Given your example I think I'd use regex and particularly I'd look at the grouping functionality offered by Matcher.
Tom
String inputString = "abc<B>def</B>ghi<B>j</B>kl";
String stringPattern = "(<B>)([a-zA-Z]+)(<\\/B>)";
Pattern pattern = Pattern.compile(stringPattern);
Matcher matcher = pattern.matcher(inputString);
if (matcher.matches()) {
String firstGroup = matcher.group(1);
String secondGroup = matcher.group(2);
String thirdGroup = matcher.group(3);
}
It is a bit 'Brute Force' and makes some assumptions but this works.

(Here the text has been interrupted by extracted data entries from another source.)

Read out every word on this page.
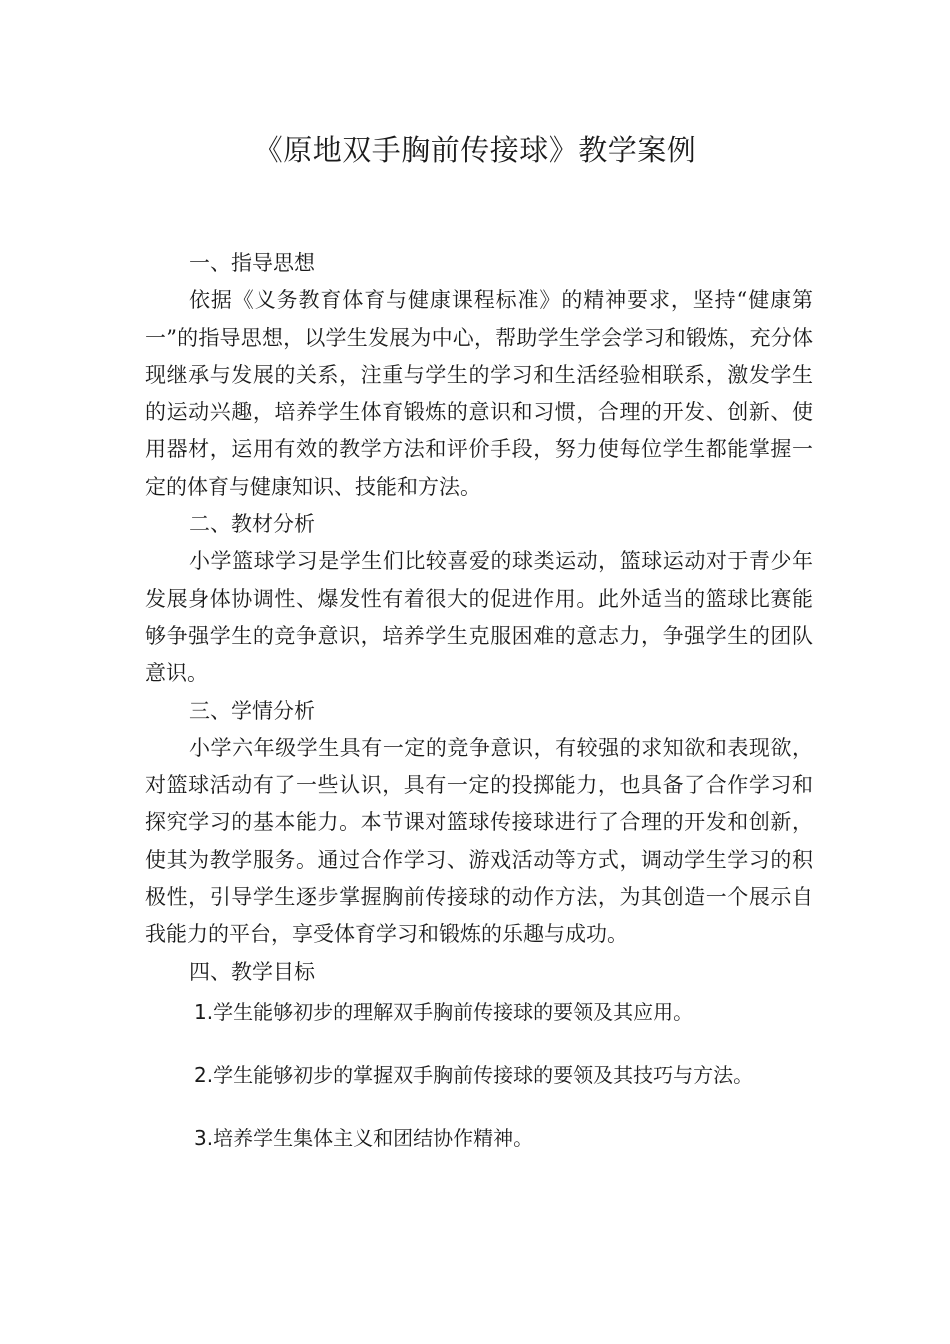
《原地双手胸前传接球》教学案例
一、指导思想
依据《义务教育体育与健康课程标准》的精神要求，坚持“健康第一”的指导思想，以学生发展为中心，帮助学生学会学习和锻炼，充分体现继承与发展的关系，注重与学生的学习和生活经验相联系，激发学生的运动兴趣，培养学生体育锻炼的意识和习惯，合理的开发、创新、使用器材，运用有效的教学方法和评价手段，努力使每位学生都能掌握一定的体育与健康知识、技能和方法。
二、教材分析
小学篮球学习是学生们比较喜爱的球类运动，篮球运动对于青少年发展身体协调性、爆发性有着很大的促进作用。此外适当的篮球比赛能够争强学生的竞争意识，培养学生克服困难的意志力，争强学生的团队意识。
三、学情分析
小学六年级学生具有一定的竞争意识，有较强的求知欲和表现欲，对篮球活动有了一些认识，具有一定的投掷能力，也具备了合作学习和探究学习的基本能力。本节课对篮球传接球进行了合理的开发和创新，使其为教学服务。通过合作学习、游戏活动等方式，调动学生学习的积极性，引导学生逐步掌握胸前传接球的动作方法，为其创造一个展示自我能力的平台，享受体育学习和锻炼的乐趣与成功。
四、教学目标
1.学生能够初步的理解双手胸前传接球的要领及其应用。
2.学生能够初步的掌握双手胸前传接球的要领及其技巧与方法。
3.培养学生集体主义和团结协作精神。
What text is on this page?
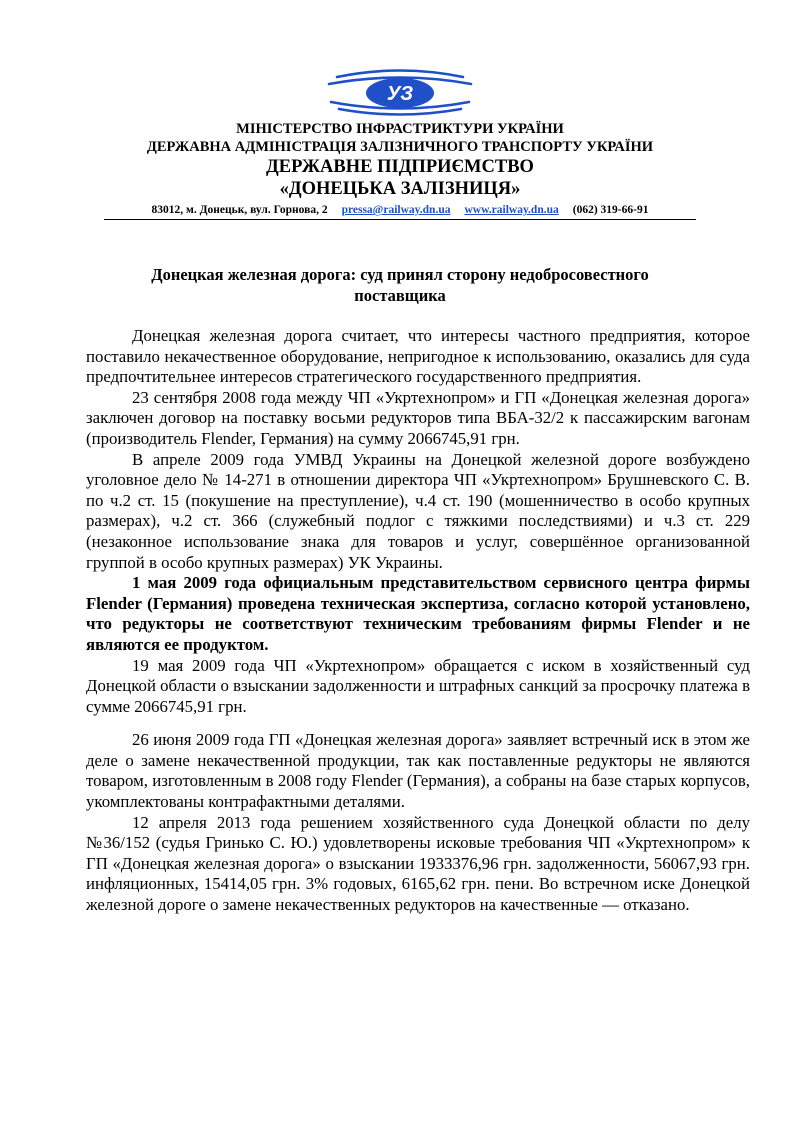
УЗ
МІНІСТЕРСТВО ІНФРАСТРИКТУРИ УКРАЇНИ
ДЕРЖАВНА АДМІНІСТРАЦІЯ ЗАЛІЗНИЧНОГО ТРАНСПОРТУ УКРАЇНИ
ДЕРЖАВНЕ ПІДПРИЄМСТВО
«ДОНЕЦЬКА ЗАЛІЗНИЦЯ»
83012, м. Донецьк, вул. Горнова, 2 pressa@railway.dn.ua www.railway.dn.ua (062) 319-66-91
Донецкая железная дорога: суд принял сторону недобросовестного поставщика

Донецкая железная дорога считает, что интересы частного предприятия, которое поставило некачественное оборудование, непригодное к использованию, оказались для суда предпочтительнее интересов стратегического государственного предприятия.

23 сентября 2008 года между ЧП «Укртехнопром» и ГП «Донецкая железная дорога» заключен договор на поставку восьми редукторов типа ВБА-32/2 к пассажирским вагонам (производитель Flender, Германия) на сумму 2066745,91 грн.

В апреле 2009 года УМВД Украины на Донецкой железной дороге возбуждено уголовное дело № 14-271 в отношении директора ЧП «Укртехнопром» Брушневского С. В. по ч.2 ст. 15 (покушение на преступление), ч.4 ст. 190 (мошенничество в особо крупных размерах), ч.2 ст. 366 (служебный подлог с тяжкими последствиями) и ч.3 ст. 229 (незаконное использование знака для товаров и услуг, совершённое организованной группой в особо крупных размерах) УК Украины.

1 мая 2009 года официальным представительством сервисного центра фирмы Flender (Германия) проведена техническая экспертиза, согласно которой установлено, что редукторы не соответствуют техническим требованиям фирмы Flender и не являются ее продуктом.

19 мая 2009 года ЧП «Укртехнопром» обращается с иском в хозяйственный суд Донецкой области о взыскании задолженности и штрафных санкций за просрочку платежа в сумме 2066745,91 грн.

26 июня 2009 года ГП «Донецкая железная дорога» заявляет встречный иск в этом же деле о замене некачественной продукции, так как поставленные редукторы не являются товаром, изготовленным в 2008 году Flender (Германия), а собраны на базе старых корпусов, укомплектованы контрафактными деталями.

12 апреля 2013 года решением хозяйственного суда Донецкой области по делу №36/152 (судья Гринько С. Ю.) удовлетворены исковые требования ЧП «Укртехнопром» к ГП «Донецкая железная дорога» о взыскании 1933376,96 грн. задолженности, 56067,93 грн. инфляционных, 15414,05 грн. 3% годовых, 6165,62 грн. пени. Во встречном иске Донецкой железной дороге о замене некачественных редукторов на качественные — отказано.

public class SegmentFinder
{
public static void main(String[] args)
{
String string = "abc<B>def</B>ghi<B>j</B>kl";
String startRegExp = "<B>";
String endRegExp = "</B>";
int segmentCounter = 0;
int currentPos = 0;
String[] array = string.split(startRegExp);
for (int i = 0; i < array.length; i++)
{
if (i > 0) // Ignore the first one
{
segmentCounter++;
//this assumes that every start will have exactly one end
String[] array2 = array[i].split(endRegExp);
int elementLenght = array2[0].length();
System.out.println("segment["+segmentCounter +"] = "+ (currentPos+1) +","+ (currentPos+elementLenght) );
for(String s : array2)
{
currentPos += s.length();
}
}
else
{
currentPos += array[i].length();
}
}
}
}
Does your input look like your example, and you need to get the text between specific tags? Then a simple StringUtils.substringsBetween(yourString, "<B>", "</B>") using the apache commons lang package (http://commons.apache.org/lang/) should do the job.
If you're up for a more general solution, for different and possibly nested tags, you might want to look at a parser that takes html input and creates an xml document out of it, such as NekoHTML, TagSoup, jTidy. You can then use XPath on the xml document to access the contents.